Today I ran the Citadel on heroic setting with some Mexican players and a Brazilian (incidentally Portuguese is so similar to Spanish that I can read it). We ended up speaking a mix of Warcraft-English with Spanish/Portuguese. A player scolded another: "healer echame las maldiciones." I reached out for help: "Por favor tengo un quest aqui."
I loved the blend of Warcraft-speak and Spanish so much, that I started fantasizing about going to graduate school and doing a thesis on how language is used in gaming, examining how much English carries over into other languages. Why would a player who is speaking Spanish type in "ty" for "thank you", rather than "mg" for "muchas gracias"? I'd like to know. In reality, I'll just hang around the house playing Warcraft, sigh.
It's Monday and I cannot come up with a pithy remark on this.
What a coincidence. The word verification is "unces," the second-person singular of "uncir" which means "to yoke." Hmm, maybe it's time for you to start on that thesis after all!
Have I stumbled into a MENSA blog?
At one time I fantasized about doing an advanced Psychology degree with research based on the effects on a marriage of interactions experienced at boat ramps while launching family watercraft. Instead I just bit my tongue and went water skiing with the family.
Current "captcha" word = ovesseda. Sure sounds Portuguese to me!

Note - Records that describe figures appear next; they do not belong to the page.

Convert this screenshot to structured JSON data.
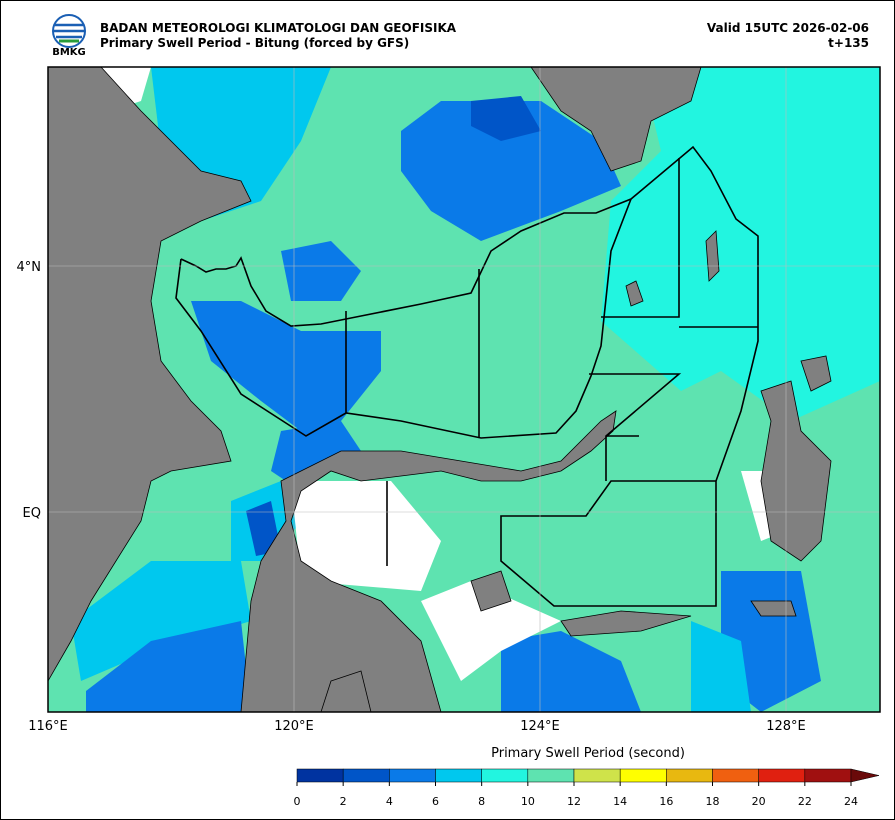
{
  "header": {
    "logo_text": "BMKG",
    "title": "BADAN METEOROLOGI KLIMATOLOGI DAN GEOFISIKA",
    "subtitle": "Primary Swell Period - Bitung (forced by GFS)",
    "valid": "Valid 15UTC 2026-02-06",
    "lead": "t+135"
  },
  "map": {
    "lat_labels": [
      "4°N",
      "EQ"
    ],
    "lon_labels": [
      "116°E",
      "120°E",
      "124°E",
      "128°E"
    ]
  },
  "colorbar": {
    "label": "Primary Swell Period (second)",
    "ticks": [
      0,
      2,
      4,
      6,
      8,
      10,
      12,
      14,
      16,
      18,
      20,
      22,
      24
    ],
    "colors": [
      "#0033a0",
      "#0055c8",
      "#0a7ae8",
      "#00c8ee",
      "#22f5e0",
      "#5ee3b0",
      "#cfe34a",
      "#ffff00",
      "#e8b810",
      "#f06010",
      "#e02010",
      "#a01010"
    ],
    "extend_color": "#6a0a0a"
  }
}
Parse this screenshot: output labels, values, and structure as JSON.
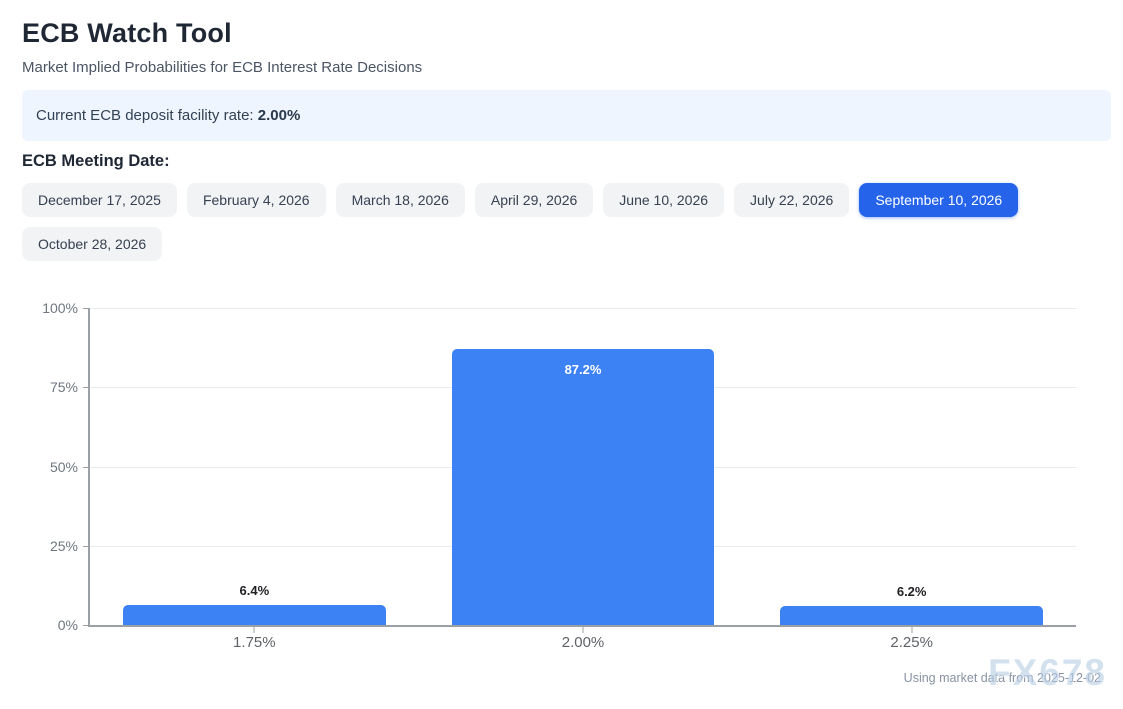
{
  "page": {
    "title": "ECB Watch Tool",
    "subtitle": "Market Implied Probabilities for ECB Interest Rate Decisions"
  },
  "banner": {
    "label": "Current ECB deposit facility rate: ",
    "value": "2.00%"
  },
  "meeting_dates": {
    "heading": "ECB Meeting Date:",
    "selected": "September 10, 2026",
    "items": [
      {
        "label": "December 17, 2025",
        "selected": false
      },
      {
        "label": "February 4, 2026",
        "selected": false
      },
      {
        "label": "March 18, 2026",
        "selected": false
      },
      {
        "label": "April 29, 2026",
        "selected": false
      },
      {
        "label": "June 10, 2026",
        "selected": false
      },
      {
        "label": "July 22, 2026",
        "selected": false
      },
      {
        "label": "September 10, 2026",
        "selected": true
      },
      {
        "label": "October 28, 2026",
        "selected": false
      }
    ]
  },
  "chart_data": {
    "type": "bar",
    "categories": [
      "1.75%",
      "2.00%",
      "2.25%"
    ],
    "values": [
      6.4,
      87.2,
      6.2
    ],
    "value_labels": [
      "6.4%",
      "87.2%",
      "6.2%"
    ],
    "title": "",
    "xlabel": "",
    "ylabel": "",
    "ylim": [
      0,
      100
    ],
    "yticks": [
      0,
      25,
      50,
      75,
      100
    ],
    "ytick_labels": [
      "0%",
      "25%",
      "50%",
      "75%",
      "100%"
    ],
    "grid": true,
    "legend": false,
    "bar_color": "#3d82f4"
  },
  "footer": {
    "note": "Using market data from 2025-12-02",
    "watermark": "FX678"
  },
  "colors": {
    "accent": "#2563eb",
    "bar": "#3d82f4",
    "banner_bg": "#eef5fe",
    "axis": "#9aa0a6",
    "gridline": "#e8eaed"
  }
}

Having my own very deep roots in a different but no less compelling fandom, it's fascinating to me as well how there is this language and secret handshakes. I'm not sure this is true in WOW, but within a fandom the secret handshakes change depending on those active in the fandom. It makes for a closed society, which makes for lots of unhappy, fifth grade, mean girl dynamics, also a lot of bonding, but also a LOT of mean. I would imagine given that there isn't so much of a sexual divide among the players of WOW that the mean girl dynamic is at a minimum. But there must be some sort of other dynamic because we are still taking about tribe mentality and using language to identify members of said tribe.
I would say that 90% of the people I end up running randoms technically speak English, even though it's impossible to tell - like the guy that kept saying 'alpost' instead of 'supposed'. I'm one of those snooty people that never says anything in dungeons.
I forgot to share that instead of "lol", Spanish speaking players type in "jajaja" a lot. I found that cute.